Start treating your potential job opportunities and applications (the second wheel of your car) like a sales pipeline.
To do this, you’ll want to implement and leverage a tool of your choice to get organized and track all of your relevant opportunities in one place. A simple spreadsheet should suffice and if you do go that route, make sure to utilize a status column to be able to quickly get a lay of the land as to where each application stands in your pipeline.
It's imperative that you consistently maintain, groom, and add new opportunities to the job opportunity pipeline wheel as well. By doing so, you can ensure that no matter where you stand in the application process, you're continuing to add quality leads to your pipeline.
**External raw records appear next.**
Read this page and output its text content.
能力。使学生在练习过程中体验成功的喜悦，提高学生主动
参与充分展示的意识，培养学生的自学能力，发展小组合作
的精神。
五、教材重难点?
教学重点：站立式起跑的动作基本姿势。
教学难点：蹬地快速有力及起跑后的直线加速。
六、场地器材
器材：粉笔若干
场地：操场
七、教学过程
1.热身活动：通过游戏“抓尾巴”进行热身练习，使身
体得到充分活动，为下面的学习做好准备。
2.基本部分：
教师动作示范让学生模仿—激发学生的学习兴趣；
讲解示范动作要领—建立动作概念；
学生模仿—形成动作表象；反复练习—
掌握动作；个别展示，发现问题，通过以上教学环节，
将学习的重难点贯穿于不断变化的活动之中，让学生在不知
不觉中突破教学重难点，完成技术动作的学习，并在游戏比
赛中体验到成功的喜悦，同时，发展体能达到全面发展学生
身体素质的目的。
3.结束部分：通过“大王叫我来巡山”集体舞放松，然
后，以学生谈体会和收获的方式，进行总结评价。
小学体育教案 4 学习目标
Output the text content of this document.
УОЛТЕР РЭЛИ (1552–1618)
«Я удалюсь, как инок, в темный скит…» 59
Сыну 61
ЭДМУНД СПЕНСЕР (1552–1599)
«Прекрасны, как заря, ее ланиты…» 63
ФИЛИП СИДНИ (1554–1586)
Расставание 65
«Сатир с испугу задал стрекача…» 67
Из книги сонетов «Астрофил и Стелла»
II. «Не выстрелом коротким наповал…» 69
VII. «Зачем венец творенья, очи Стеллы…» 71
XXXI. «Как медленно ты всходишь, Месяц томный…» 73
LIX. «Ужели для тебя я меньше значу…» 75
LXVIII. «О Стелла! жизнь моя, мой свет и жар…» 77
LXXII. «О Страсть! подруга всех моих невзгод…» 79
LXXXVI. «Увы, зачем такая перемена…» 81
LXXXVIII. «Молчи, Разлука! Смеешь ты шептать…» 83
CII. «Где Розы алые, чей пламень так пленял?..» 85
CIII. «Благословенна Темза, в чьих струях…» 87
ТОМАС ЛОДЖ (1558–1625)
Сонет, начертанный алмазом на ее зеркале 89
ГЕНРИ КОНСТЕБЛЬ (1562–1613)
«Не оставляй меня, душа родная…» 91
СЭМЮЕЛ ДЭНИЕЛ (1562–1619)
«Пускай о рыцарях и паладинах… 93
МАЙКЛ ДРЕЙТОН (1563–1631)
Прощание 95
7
This way, if you’re deep into an interview process for one job and it falls through, you still have other quality opportunities coming your way.
To keep a consistent flow of new leads coming into your purview, I recommend spending ~1 hour a day into looking for quality opportunities. This number is subjective though, and will change based on how much time you’ve given yourself for this process.
Looking for a simple way to track these opportunities? Click here for a sample job opportunity pipeline tracker.
4. Build and Leverage your Network
Building your network goes hand in hand with growing your opportunity pipeline.
Is it absolutely necessary?
No. But it will strengthen the relationships you have to leverage as well as the quality and number of jobs that come your way.
For managing your networking pipeline, be tactical and create a list of who you know from companies that you’re interested in to help with direct job applications. Some career resource websites state that 60% of positions are filled by networking alone. This provides a strong incentive to find quality opportunities (tracked through the job opportunity pipeline), where your own network channels can send your resume sent to HR. LinkedIn will even show you if you have a connection at the company you’re applying to.
So what if you don’t have that direct network luxury? This is where you may have to push yourself outside of your comfort zone to drive your outreach and connections at different organizations.
Attend networking events (there are plenty on Eventbrite) or take the initiative and reach out to professionals on LinkedIn on your own. Send them a note asking to meet for coffee, after work for a drink, or to hop on a quick call to chat about their industry. Almost all professionals love to spend time talking about their success, work stories, and how they’ve grown in their respective field. As long as you’re willing to listen and learn, then having in-person or virtual networking events on a consistent cadence can open up more roads to drive through.
Keep this wheel well oiled by staying in touch with all of the people you meet and connect with over the course of this process. If you’re turning your networking wheel on a weekly, bi-weekly, or monthly basis, then you’ll likely be in good shape to find someone who can connect you to the role you’ve been looking for.
And don’t forget, you can easily leverage the Job Opportunity Pipeline Tracker spreadsheet to keep track of the conversations you’re having as well.
5. Interview Prep / Resume / Cover Letter
The final wheel that you’ll need to keep turning centers around interview prep. Maintaining a constant stream of job application opportunities becomes way less valuable if you’re not doing your part to sell yourself as the right fit for an open position.
For each opportunity, make sure you’ve done your research on the company, have thoughtful, open-ended questions to ask, and have done your due diligence on the type of questions that you could come up against during the interview. Take things a step further to fine tune this wheel by practicing your answers to potential interview questions with a friend or mentor. Even writing out your answers in bulleted form is an excellent way to prep.
Remember, going through the job application process is a marathon, not a sprint.
The end goal is to keep all of the wheels of your car turning in a sustainable manner. By adhering to the 5 areas above, you’ll be putting yourself in a strong position that propels your momentum forward and will ultimately help you to land the job you’ve been looking for in a tactical and holistic manner.